Buna mukabil kafirlerin dua etmedikleri yahut dualarının da faydasız olduğu:

“Kafirlerin yalvarması (dua etmesi) boşunadır.” kelimeleriyle beyan edilmiştir. (40:51) [8]

Bütün bu Ayet-i Kerimelerden anlaşıldığına göre Yüce Rabbimiz (cc) müminlerin dualarını kabul buyurmaktadır. Şüphesiz O, sevdiği kullarının, özellikle peygamberlerin dualarını mucizevî bir biçimde kabul eder. Kuran-ı Kerim’in birçok Ayet-i Kerime’sinde peygamberlerin Yüce Allah’a (cc) dua ettikleri; O’nun da o duaları kabul ederek mucizeler gösterdiği beyan edilmiştir. Mesela Hz. Zekeriya’nın (as) yaşlılıkta Rabbine (cc) dua ettiği ve O’nun da hiç umulmadık bir durumda kendisine hayırlı bir evlat (Hz. Yahya A.S.) verdiği beyan edilmiştir. Hz.

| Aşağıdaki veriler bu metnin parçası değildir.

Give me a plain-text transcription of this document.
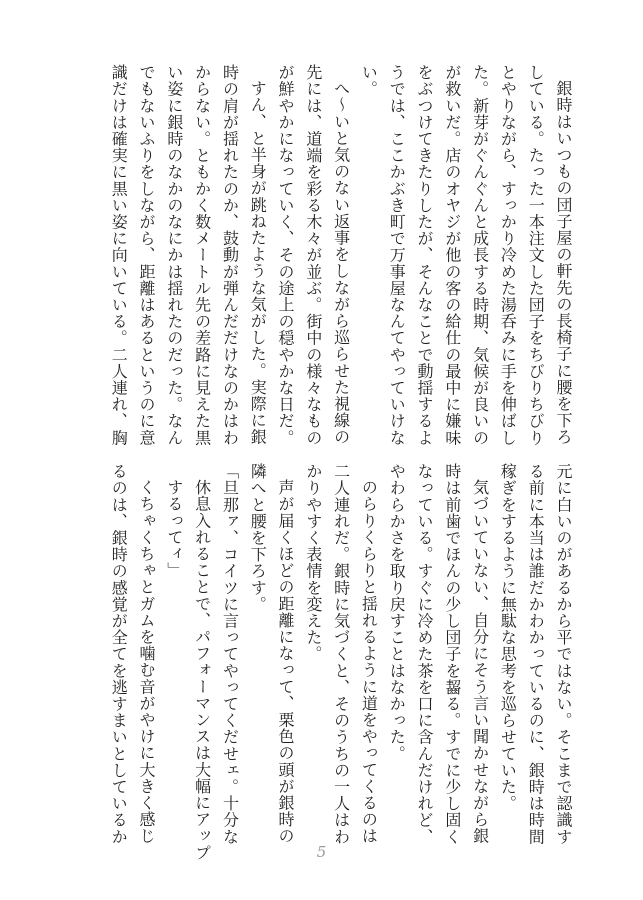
銀時はいつもの団子屋の軒先の長椅子に腰を下ろ

している。たった一本注文した団子をちびりちびり

とやりながら、すっかり冷めた湯呑みに手を伸ばし

た。新芽がぐんぐんと成長する時期、気候が良いの

が救いだ。店のオヤジが他の客の給仕の最中に嫌味

をぶつけてきたりしたが、そんなことで動揺するよ

うでは、ここかぶき町で万事屋なんてやっていけな

い。

へ～いと気のない返事をしながら巡らせた視線の

先には、道端を彩る木々が並ぶ。街中の様々なもの

が鮮やかになっていく、その途上の穏やかな日だ。

すん、と半身が跳ねたような気がした。実際に銀

時の肩が揺れたのか、鼓動が弾んだだけなのかはわ

からない。ともかく数メートル先の差路に見えた黒

い姿に銀時のなかのなにかは揺れたのだった。なん

でもないふりをしながら、距離はあるというのに意

識だけは確実に黒い姿に向いている。二人連れ、胸

元に白いのがあるから平ではない。そこまで認識す

る前に本当は誰だかわかっているのに、銀時は時間

稼ぎをするように無駄な思考を巡らせていた。

気づいていない、自分にそう言い聞かせながら銀

時は前歯でほんの少し団子を齧る。すでに少し固く

なっている。すぐに冷めた茶を口に含んだけれど、

やわらかさを取り戻すことはなかった。

のらりくらりと揺れるように道をやってくるのは

二人連れだ。銀時に気づくと、そのうちの一人はわ

かりやすく表情を変えた。

声が届くほどの距離になって、栗色の頭が銀時の

隣へと腰を下ろす。

「旦那ァ、コイツに言ってやってくだせェ。十分な

休息入れることで、パフォーマンスは大幅にアップ

するってィ」

くちゃくちゃとガムを噛む音がやけに大きく感じ

るのは、銀時の感覚が全てを逃すまいとしているか

5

Zekeriyya’nın (as):

“Rabbim, sana (ettiğim) dua sayesinde hiç bedbaht olmadım.” dediğide açıklanmıştır. (19:5) [9]

Keza Hz. İbrahim’in (as) de Rabbine (cc) dua ettiği ve bu konuda:

“Rabbime yalvarıyorum (dua ediyorum.) Umulur ki dua etmekle bedbaht (emeği boşa gitmiş) olmam.”  dediği belirtilmiştir. (19:49) [10]

Hz. Ahmed (as) duanın kabul edilişini bir ölçü göstererek muhaliflerini dua düellosuna çağırmış ve bu manevi yol ile kendi doğruluğunun kanıtlanacağını iddia etmişti.

“Yüce Allah (cc) adına yemin ederek söylüyorum; Eğer bu yarışmada ben yenik düşersem kendimin haksız olduğunu kabul eder ve onu yayınlarım. Bu durumda her çeşit zillet, ihanet ve küçümsemeye layık olurum. Keza o toplantıda Allah tarafından olmadığımı ve bütün iddialarımın da batıl olduğunu kabul ederim. Ancak kesin bilirim, hatta (gözlerimle) görmekteyim ve Allah adına yemin ederim ki benim Rabbim asla böyle davranmayacak ve asla zayi olmama izin vermeyecektir.” [11]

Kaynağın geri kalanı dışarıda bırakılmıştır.